Status: i'm no longer going to be updating mibba. you can find me on ff.net at 'deanambooty' if you would like to continue reading any updates. thank you.

Paradise City

feat. Dean Ambrose
tc: Guns 'N Roses

Nothing would have prepared me for that phone call. It wouldn’t have mattered if I was sixteen, twenty-three, or sixty-five. I would have never been ready for it.

Thursdays were my favorite nights to work. It was “Regulars Night”, where the entire roster of regulars came in and had drinks together and sang karaoke. The atmosphere was always great; a tiny little bar, wedged in between a bowling alley and an Applebees, and filled to the brim with Hank Williams singin’ rednecks. They didn’t tip for shit, but they were always nice, and they loved me.

February 20, 2014.

I remember that night for two reasons; first because Stephen, our bartender, sang She’s A Brick House by The Commodores, and everyone loved it. He even started taking his shirt off, but stopped because he’s a very hairy man, and the crowd began to ‘boo’ him.

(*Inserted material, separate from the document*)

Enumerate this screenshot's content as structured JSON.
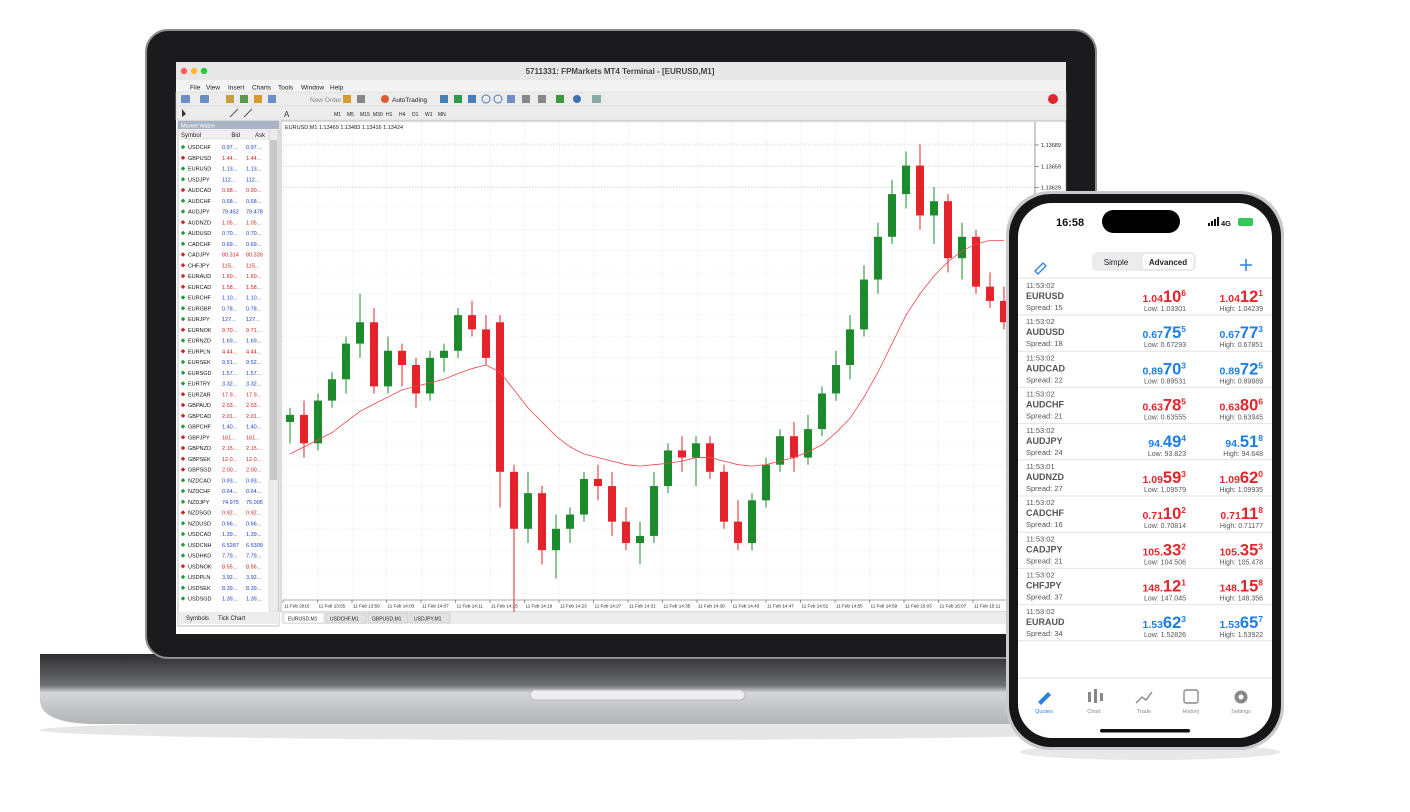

And second because Officer Peter McHannon called me and told me that my parents were dead. When he first told me, I could barely hear him over the music, and thought that I wasn’t hearing him correctly. I asked him to repeat himself twice.

Both times he said the same thing.

“I’m sorry, Ms. Jordan, there’s been an accident.”

Suddenly the room fell quiet. Time stopped. I could hear my heart pounding in my ears. My stomach felt like it had dropped to the floor and there was a knot in my throat the size of a cinder block.

When I say that nothing would have prepared me for that, I do mean it. It felt like a joke at first, and I even laughed and said, “Come on now, my parents aren’t dead”. The drive to the hospital felt like hours, when it was only fifteen minutes away, and I was going twenty-seven m.p.h over the limit. I kept thinking to myself, this isn’t real. It couldn’t have been. These things only happen to people you just happen to read about in news articles that pop up on your Facebook Newsfeed. You feel sorry for them, and you pray, and move on. This doesn’t happen to people in your town, or your friends, and it certainly isn’t supposed to happen to you.

But it does.

And it feels like drinking gasoline and swallowing a match.

Nothing could have prepared me for that.